Some clinics and hospitals even offer virtual colonoscopy, a process that uses multiple X-rays or magnetic resonance imaging (MRI) to examine the colon. The technique delivers a more detailed image than regular colonoscopy and doesn’t require sedatives or insertion of an endoscope.

Embarrassment? Most patients say it’s a non-concern, due partly to the private setting and partly to potent sedatives administered beforehand.

Doctors also say the shudder-inducing tales of preliminary bowel cleansing with jugs of salty laxative are increasingly outdated. Many physicians now allow patients to cleanse themselves with over-the-counter laxative pills and small bottles of magnesium citrate, which many find more palatable than the liquid laxatives previously used.

Good as this news is, the bottom line is that colorectal cancer exams should be considered mandatory, even if they were as unpleasant some say. According to American Cancer Society, about 9,000 new cases of colorectal cancer are diagnosed each year in Texas, with more than 3,200 cases leading to death.

That death rate should be much lower, the society says. When colorectal cancer is found and treated early, the five-year survival rate is about 90 percent. But, because many are tested late or not at all, only about four out of ten cases are diagnosed in time for successful treatment.

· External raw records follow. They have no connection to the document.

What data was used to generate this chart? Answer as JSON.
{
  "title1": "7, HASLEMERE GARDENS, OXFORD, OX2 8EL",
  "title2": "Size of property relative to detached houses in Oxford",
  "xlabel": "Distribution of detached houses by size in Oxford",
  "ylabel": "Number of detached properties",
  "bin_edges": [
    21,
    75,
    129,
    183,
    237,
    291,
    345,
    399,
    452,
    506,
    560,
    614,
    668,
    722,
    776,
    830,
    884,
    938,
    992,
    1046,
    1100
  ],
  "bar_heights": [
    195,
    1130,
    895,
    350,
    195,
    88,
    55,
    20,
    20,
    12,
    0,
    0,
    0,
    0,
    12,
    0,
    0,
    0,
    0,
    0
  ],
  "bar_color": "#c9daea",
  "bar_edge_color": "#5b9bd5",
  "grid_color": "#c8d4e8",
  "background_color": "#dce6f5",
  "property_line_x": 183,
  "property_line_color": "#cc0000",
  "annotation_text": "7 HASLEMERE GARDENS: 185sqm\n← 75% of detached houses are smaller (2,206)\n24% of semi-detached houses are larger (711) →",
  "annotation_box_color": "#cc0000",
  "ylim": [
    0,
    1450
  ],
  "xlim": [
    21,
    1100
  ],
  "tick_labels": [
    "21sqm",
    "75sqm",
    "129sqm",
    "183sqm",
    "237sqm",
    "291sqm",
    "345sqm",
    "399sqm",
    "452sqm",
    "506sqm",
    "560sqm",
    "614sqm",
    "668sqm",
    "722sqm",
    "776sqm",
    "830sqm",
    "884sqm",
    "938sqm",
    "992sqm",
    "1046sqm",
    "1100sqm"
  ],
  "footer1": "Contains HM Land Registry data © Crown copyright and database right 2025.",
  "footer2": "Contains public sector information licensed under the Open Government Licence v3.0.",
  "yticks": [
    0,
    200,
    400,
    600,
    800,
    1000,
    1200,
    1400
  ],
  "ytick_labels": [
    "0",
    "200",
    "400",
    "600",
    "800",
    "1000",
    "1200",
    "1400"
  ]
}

In addition to having the colorectal cancer screenings your doctor recommends, you can also look out for yourself by remembering these basic facts:

Common symptoms of colorectal cancer include blood in or on the stool, a change in bowel habits, stools that are narrower than usual, chronic stomach discomfort and unexplained weight loss. More than 90 percent of colorectal cancer cases occur with people 50 or older. Other risk factors include a family history of colorectal polyps, rectal bleeding or chronic inflammatory bowel disease.

Colorectal cancer isn’t just a guys’ disease; it affects men and women equally.

Finally, remember that colorectal cancer can develop with few if any obvious symptoms. Don’t let their absence — or the persistent urban legends of unpleasant screening tests — keep you from doing right by yourself and your loved ones.